Dalam rapat kerja dengan Dewan Perwakilan Rakyat (DPR) bulan lalu, Menkumham menyatakan bahwa harus ada regulasi dan aturan hukum yang ditujukan untuk melindungi para pekerja kreatif dari perkembangan teknologi kecerdasan buatan yang semakin maju. Menkumham juga menyatakan bahwa, perusahaan teknologi raksasa seperti Google juga mengatakan bahwa mereka lagi bergumul terkait dengan masalah ini (antaranews.com, 23/9/2023).
Adanya regulasi dan perlindungan hukum tentu merupakan langkah yang paling tepat untuk melindungi kekayaan intelektual yang dimiliki oleh pekerja kreatif. Tetapi, di sisi lain, ada juga beberapa langkah aktif yang bisa dilakukan oleh para pemangku kepentingan dalam rangka mencapai tujuan tersebut, salah satunya dari sisi para pelaku usaha.
Staf Ahli Menteri Bidang Reformasi dan Regulasi Kementerian Pariwisata dan Ekonomi Kreatif (Kemenparekraf) misalnya, mengatakan bahwa, penting juga bagi pelaku usaha melalui asosiasi mereka turut terlibat dalam penyusunan regulasi tersebut. Beberapa langkah yang bisa dilakukan oleh para pelaku usaha diantaranya adalah membuat panduan mengenai apa yang dianggap sebagai batasan kemiripan yang sustancial dari suatu karya tertentu (hukumonline.com, 7/2/2020).
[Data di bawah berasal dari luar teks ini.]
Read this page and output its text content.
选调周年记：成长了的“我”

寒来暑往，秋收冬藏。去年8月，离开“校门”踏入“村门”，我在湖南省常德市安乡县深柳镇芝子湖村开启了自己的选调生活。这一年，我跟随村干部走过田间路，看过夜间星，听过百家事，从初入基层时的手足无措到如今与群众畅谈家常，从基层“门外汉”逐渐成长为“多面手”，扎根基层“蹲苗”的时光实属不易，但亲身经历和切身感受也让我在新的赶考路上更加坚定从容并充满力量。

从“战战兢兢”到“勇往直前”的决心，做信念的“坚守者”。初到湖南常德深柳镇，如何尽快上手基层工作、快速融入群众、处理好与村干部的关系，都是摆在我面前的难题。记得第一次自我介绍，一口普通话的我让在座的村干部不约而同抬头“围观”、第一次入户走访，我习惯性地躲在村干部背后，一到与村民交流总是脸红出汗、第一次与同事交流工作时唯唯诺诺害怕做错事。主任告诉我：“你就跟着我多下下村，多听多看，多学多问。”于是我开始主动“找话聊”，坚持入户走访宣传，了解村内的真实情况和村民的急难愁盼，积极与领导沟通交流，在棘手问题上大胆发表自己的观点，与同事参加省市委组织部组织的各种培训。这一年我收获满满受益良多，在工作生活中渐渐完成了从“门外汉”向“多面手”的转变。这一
Hal ini tentu merupakan sesuatu yang sangat penting, mengingat regulasi mengenai perlindungan kekayaan intelektual, terlebih lagi di era digital, bukan merupakan sesuatu yang mudah. Seseorang bisa membuat karya dengan menjiplak karya tertentu dengan melakukan sedikit perubahan. Oleh karena itu, adanya ketentuan batasan kemiripan yang sustancial dari lembaga asosiasi merupakan hal yang dapat membantu untuk memberi kejelasan dan tentunya mempermudah perlindungan hak kekayaan intelektual.
Terlebih lagi, seiring dengan perkembangan teknologi inteligencia artificial yang semakin pesat, AI bisa dengan mudah membuat karya melalui jiplakan atau menyalin karya orang lain, atau mengombinasikan beberapa karya tersebut. Tanpa adanya ketentuan dan batasan yang jelas mengenai inti atau “DNA” dari karya tertentu, maka dapat dengan sangat mudah bagi teknologi AI untuk menduplikasi karya tersebut.
Terkait dengan hal tersebut, perkembangan AI sendiri saat ini juga menjadi salah satu hal yang diperhatikan oleh lembaga pemerintah terkait, salah satunya adalah Direktorat Jenderal Kekayaan Intelektual Kementerian Hukum dan Hak Asasi Manusia (Kemenkumham). Kemenkumham melalui Dirjen Kekayaan Intelektual menyampaikan bahwa AI berpotensi bisa menjadi subyek hukum seperti dengan perorangan atau korporasi (hukumonline.com, 7/2/2020).
Sebagai penutup, perkembangan teknologi inteligencia artificial yang sangat pesat merupakan fenomena yang hampir tidak bisa dibendung. Dengan segala manfaat kebaikannya, tidak bisa dipungkiri bahwa AI juga membawa berbagai tantangan baru, salah satunya adalah terkait dengan perlindungan hak kekayaan intelektual yang semakin sulit. Untuk itu, dibutuhkan reformasi hukum yang sesuai untuk dapat mengakomodir keadaan tersebut.